Samstag, 2. März 2013

Per Qualche Dollaro In Più - For A Few Dollars More - Für ein paar Dollar mehr (1965)


http://www.imdb.com/title/tt0059578/

Der Kopfgeldjäger und Ex-Offizier der Unionstruppen im Bürgerkrieg, Colonel Douglas Mortimer (Lee Van Cleef), begibt sich auf die Jagd nach dem Ganoven Cavanagh. Doch Monco (Clint Eastwood), ebenfalls ein Kopfgeldjäger, kommt ihm zuvor. Um das Kopfgeld gebracht, kommt es zu Reibereien zwischen den beiden Revolverhelden.
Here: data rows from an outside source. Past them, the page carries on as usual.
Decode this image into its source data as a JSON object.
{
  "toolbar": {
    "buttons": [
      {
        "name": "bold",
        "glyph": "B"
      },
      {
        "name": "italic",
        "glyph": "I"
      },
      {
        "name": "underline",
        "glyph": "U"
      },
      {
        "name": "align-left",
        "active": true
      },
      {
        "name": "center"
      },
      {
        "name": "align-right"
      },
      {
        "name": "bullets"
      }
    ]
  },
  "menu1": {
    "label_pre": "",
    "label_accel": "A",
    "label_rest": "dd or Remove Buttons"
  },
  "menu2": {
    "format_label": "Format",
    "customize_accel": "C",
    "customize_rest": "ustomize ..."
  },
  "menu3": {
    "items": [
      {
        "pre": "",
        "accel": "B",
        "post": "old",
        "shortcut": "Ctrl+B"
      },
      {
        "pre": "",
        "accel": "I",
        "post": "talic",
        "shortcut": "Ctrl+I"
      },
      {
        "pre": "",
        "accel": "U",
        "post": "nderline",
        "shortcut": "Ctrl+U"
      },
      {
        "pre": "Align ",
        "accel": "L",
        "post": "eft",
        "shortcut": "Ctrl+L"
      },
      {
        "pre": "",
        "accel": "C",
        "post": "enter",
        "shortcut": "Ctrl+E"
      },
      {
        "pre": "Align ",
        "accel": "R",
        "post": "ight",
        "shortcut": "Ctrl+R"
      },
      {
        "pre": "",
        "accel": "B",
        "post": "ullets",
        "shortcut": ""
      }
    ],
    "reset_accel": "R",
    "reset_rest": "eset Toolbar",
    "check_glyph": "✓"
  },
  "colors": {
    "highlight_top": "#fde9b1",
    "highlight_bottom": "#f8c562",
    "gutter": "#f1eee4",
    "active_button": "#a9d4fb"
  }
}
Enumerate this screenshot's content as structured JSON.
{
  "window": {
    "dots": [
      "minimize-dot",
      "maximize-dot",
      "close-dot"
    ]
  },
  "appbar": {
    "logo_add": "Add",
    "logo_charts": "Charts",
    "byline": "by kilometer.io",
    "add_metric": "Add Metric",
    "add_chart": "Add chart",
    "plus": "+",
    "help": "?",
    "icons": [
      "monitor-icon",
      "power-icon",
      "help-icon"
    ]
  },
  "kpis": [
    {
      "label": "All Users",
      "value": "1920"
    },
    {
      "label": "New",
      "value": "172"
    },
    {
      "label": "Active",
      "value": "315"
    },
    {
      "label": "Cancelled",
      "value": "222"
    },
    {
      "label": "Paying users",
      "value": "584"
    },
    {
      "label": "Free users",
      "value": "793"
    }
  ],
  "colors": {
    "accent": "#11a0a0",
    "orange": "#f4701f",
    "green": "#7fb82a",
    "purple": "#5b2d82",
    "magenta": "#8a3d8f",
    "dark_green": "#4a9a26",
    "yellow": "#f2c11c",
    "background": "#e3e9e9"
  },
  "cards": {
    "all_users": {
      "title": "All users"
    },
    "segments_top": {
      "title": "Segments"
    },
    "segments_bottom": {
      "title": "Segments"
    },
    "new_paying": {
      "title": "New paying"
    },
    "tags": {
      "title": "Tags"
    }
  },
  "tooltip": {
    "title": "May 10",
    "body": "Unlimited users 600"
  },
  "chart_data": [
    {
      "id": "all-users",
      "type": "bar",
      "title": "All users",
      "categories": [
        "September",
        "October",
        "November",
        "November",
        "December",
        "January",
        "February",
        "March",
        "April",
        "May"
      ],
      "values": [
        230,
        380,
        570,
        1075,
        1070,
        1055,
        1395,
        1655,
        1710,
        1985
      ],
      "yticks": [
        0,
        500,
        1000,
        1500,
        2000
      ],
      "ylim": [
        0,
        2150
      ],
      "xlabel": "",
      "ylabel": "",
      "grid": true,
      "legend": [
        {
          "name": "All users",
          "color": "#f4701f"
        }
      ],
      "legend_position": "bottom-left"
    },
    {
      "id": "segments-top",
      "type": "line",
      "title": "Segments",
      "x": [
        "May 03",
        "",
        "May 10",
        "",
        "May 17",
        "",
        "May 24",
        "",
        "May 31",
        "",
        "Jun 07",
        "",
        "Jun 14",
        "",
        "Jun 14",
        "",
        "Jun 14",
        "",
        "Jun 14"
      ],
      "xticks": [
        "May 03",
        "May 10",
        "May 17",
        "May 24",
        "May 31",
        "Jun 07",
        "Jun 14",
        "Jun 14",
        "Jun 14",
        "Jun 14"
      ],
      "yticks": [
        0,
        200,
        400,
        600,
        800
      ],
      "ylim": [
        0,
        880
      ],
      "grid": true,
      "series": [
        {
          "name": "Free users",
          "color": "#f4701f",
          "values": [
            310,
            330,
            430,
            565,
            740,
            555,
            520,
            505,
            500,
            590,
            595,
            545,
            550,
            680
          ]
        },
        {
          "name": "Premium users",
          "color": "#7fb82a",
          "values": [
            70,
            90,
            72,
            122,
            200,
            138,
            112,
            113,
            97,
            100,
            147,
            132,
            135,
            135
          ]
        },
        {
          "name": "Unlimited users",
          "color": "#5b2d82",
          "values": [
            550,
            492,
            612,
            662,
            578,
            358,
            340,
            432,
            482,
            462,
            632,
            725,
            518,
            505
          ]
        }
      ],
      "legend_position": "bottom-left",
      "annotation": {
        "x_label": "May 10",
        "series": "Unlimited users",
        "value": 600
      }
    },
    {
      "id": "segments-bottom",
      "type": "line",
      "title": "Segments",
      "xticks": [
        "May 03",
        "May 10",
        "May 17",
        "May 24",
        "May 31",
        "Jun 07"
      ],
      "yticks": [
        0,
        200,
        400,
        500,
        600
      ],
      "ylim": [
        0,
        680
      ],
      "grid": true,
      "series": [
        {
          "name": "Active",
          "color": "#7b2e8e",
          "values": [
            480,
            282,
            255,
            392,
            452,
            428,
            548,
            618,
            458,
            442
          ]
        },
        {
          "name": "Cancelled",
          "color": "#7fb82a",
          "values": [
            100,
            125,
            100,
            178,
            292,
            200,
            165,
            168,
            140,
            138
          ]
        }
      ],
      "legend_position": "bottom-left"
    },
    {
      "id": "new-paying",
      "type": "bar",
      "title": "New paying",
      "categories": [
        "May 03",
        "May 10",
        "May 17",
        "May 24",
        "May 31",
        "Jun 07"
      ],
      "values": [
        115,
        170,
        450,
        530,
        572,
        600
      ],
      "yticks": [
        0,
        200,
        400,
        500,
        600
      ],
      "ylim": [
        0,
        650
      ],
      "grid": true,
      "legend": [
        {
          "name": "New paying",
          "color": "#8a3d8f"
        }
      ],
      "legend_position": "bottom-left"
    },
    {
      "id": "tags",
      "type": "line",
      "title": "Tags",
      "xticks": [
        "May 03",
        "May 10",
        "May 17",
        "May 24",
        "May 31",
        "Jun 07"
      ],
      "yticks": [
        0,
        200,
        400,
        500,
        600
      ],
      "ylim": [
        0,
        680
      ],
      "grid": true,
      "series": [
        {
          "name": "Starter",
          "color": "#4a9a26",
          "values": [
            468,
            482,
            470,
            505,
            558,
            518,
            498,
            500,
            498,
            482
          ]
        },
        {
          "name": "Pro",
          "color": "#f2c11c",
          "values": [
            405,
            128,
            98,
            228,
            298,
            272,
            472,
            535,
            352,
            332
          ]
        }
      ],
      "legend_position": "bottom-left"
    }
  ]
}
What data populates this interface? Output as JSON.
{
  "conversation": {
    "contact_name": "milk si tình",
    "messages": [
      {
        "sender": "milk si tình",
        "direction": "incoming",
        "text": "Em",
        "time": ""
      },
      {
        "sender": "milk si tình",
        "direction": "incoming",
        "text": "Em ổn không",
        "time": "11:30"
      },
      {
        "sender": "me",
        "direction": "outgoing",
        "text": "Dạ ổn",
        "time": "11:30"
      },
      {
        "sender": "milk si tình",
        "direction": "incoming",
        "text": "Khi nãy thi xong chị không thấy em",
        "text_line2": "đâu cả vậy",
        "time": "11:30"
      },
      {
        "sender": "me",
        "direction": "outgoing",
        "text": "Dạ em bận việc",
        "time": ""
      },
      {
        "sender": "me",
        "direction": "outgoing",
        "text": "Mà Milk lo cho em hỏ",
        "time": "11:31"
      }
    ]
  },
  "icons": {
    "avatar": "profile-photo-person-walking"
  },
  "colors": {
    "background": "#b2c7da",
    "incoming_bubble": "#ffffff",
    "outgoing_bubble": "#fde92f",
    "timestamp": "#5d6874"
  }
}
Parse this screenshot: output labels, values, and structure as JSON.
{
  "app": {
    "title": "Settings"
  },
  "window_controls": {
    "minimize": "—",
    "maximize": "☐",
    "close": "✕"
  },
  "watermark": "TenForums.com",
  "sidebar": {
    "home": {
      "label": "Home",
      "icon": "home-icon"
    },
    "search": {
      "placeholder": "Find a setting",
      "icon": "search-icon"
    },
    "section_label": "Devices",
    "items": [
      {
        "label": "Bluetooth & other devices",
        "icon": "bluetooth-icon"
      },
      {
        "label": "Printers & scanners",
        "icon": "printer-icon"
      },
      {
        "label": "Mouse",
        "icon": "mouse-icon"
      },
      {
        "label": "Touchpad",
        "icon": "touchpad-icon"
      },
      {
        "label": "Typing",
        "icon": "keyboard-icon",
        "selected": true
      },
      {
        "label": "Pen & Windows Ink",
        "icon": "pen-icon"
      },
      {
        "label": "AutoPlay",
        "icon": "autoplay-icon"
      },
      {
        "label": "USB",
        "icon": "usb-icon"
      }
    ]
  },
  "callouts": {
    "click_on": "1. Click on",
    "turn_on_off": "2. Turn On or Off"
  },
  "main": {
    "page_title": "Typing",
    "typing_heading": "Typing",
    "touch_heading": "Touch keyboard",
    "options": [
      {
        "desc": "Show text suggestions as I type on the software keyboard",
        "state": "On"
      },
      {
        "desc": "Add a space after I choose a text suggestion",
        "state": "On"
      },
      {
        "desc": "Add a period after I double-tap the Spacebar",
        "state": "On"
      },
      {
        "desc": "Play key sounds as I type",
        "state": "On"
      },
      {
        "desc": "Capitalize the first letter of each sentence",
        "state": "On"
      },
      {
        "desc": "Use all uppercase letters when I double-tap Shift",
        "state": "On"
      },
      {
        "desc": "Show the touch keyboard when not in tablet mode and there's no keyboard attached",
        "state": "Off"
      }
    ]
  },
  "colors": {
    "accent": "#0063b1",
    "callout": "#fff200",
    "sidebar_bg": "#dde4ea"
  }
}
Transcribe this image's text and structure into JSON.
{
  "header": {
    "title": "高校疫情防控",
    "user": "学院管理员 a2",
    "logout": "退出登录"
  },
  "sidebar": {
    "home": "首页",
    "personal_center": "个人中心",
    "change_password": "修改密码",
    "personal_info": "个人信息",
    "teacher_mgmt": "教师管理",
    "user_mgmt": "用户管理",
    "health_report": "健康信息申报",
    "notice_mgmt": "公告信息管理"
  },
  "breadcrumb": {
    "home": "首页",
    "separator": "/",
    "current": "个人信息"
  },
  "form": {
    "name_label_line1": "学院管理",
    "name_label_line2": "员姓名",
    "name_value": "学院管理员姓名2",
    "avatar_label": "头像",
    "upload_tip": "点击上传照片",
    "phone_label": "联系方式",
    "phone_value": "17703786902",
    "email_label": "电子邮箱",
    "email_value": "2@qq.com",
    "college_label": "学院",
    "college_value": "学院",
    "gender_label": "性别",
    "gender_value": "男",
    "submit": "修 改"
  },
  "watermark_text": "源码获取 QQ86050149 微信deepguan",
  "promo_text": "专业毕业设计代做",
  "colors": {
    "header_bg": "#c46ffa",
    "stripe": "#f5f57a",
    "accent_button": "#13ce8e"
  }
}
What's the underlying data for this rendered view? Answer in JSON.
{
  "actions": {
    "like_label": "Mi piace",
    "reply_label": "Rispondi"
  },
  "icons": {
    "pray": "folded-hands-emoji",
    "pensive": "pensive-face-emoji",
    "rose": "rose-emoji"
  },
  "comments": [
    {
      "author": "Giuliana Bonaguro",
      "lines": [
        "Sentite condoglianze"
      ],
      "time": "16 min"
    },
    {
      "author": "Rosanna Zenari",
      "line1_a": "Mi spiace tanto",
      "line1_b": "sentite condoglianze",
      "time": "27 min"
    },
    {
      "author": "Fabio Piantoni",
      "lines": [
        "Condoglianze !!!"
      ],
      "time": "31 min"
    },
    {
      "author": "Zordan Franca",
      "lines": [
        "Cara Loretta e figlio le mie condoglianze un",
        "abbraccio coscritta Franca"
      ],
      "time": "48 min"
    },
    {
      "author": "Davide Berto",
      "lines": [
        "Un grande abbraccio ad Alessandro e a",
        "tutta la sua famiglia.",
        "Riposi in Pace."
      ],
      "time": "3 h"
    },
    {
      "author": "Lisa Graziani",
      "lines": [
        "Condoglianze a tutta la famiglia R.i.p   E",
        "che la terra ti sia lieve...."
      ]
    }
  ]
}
Trotz der Spannungen beschließen Mortimer und Monco gemeinsame Sache zu machen, als sie erfahren, dass El Indio, der meistgesuchte Verbrecher im westlichen Territorium, aus dem Gefängnis entflohen ist und auf seinen Kopf 10.000 Dollar ausgesetzt sind. Gemeinsam gelingt es dem Duo, die Bande El Indios zu unterwandern und den Gangster nach einem furiosen Banküberfall zum entscheidenden Showdown zu stellen...


Sergio Leone lässt sich in diesem Sequel von "Für eine Handvoll Dollar" dankenswerter Weise sehr viel Zeit, bevor er die eigentliche Geschichte erzählt. Erst nach rund zwanzig Minuten treffen die beiden so unterschiedlichen Kopfgeldjäger in El Paso aufeinander. In einer Art Duell lernen sich beide kennen. Wenn man so will, inszenierte Leone mit diesem Film eine Art Dreiecksgeschichte. Drei Jäger - Monco, Mortimer und El Indio - jagen sich gegenseitig: El Indio will die beiden Kopfgeldjäger los werden, die er von Anfang an als solche erkannt hat. Mortimer (Lee van Cleef) will Monco für seine Zwecke einsetzen und Monco (Eastwood) jagt El Indio, während Mortimer ihm dabei im Weg ist. Doch alle drei irren sich bezüglich des Ausgangs der Jagd. Und Leone benutzt diese Jagd einmal mehr, um sowohl seinen Stil zu verfeinern, als auch um dem klassischen Western und seiner idyllischen Darstellung des Helden den Garaus zu machen.

Dabei stellt El Indio einen gewalttätigen Psychopathen dar, Mortimer, der vordergründig als nichts anderes als ein in gute Kleider gesteckter Kopfgeldjäger erscheint, ist ein intelligenter, kühl kalkulierender Mann und Monco ist einmal mehr einer, der angesichts der Brutalisierung einer Gesellschaft, in der ein Leben keinen Pfifferling wert ist, sein Glück im Jagen von Gesetzlosen sieht und dieses Ziel ebenso listig wie skrupellos verfolgt. Für alle drei scheint auf jede Art erzieltes Geld der einzige Lebenszweck zu sein.

Zu den schönsten, ganz in Leones Stil gedrehten Szenen gehören u.a. das Scheinduell zwischen Monco und Mortimer, bei dem man zunächst nicht weiß, wie es ausgeht und dass es in einem Vertrag mündet, an den beide sich später nur vage halten; eine Szene, in denen sich beide durch ein Fernglas über die Straße aus ihren Hotels beobachten; die Schlussszene des Duells zwischen Monco, Mortimer und El Indio, die u.a. über Mortimers Motive der Verfolgung von El Indio Aufschluss gibt. besser als der erste Teil und ebenfalls ein Meisterwerk.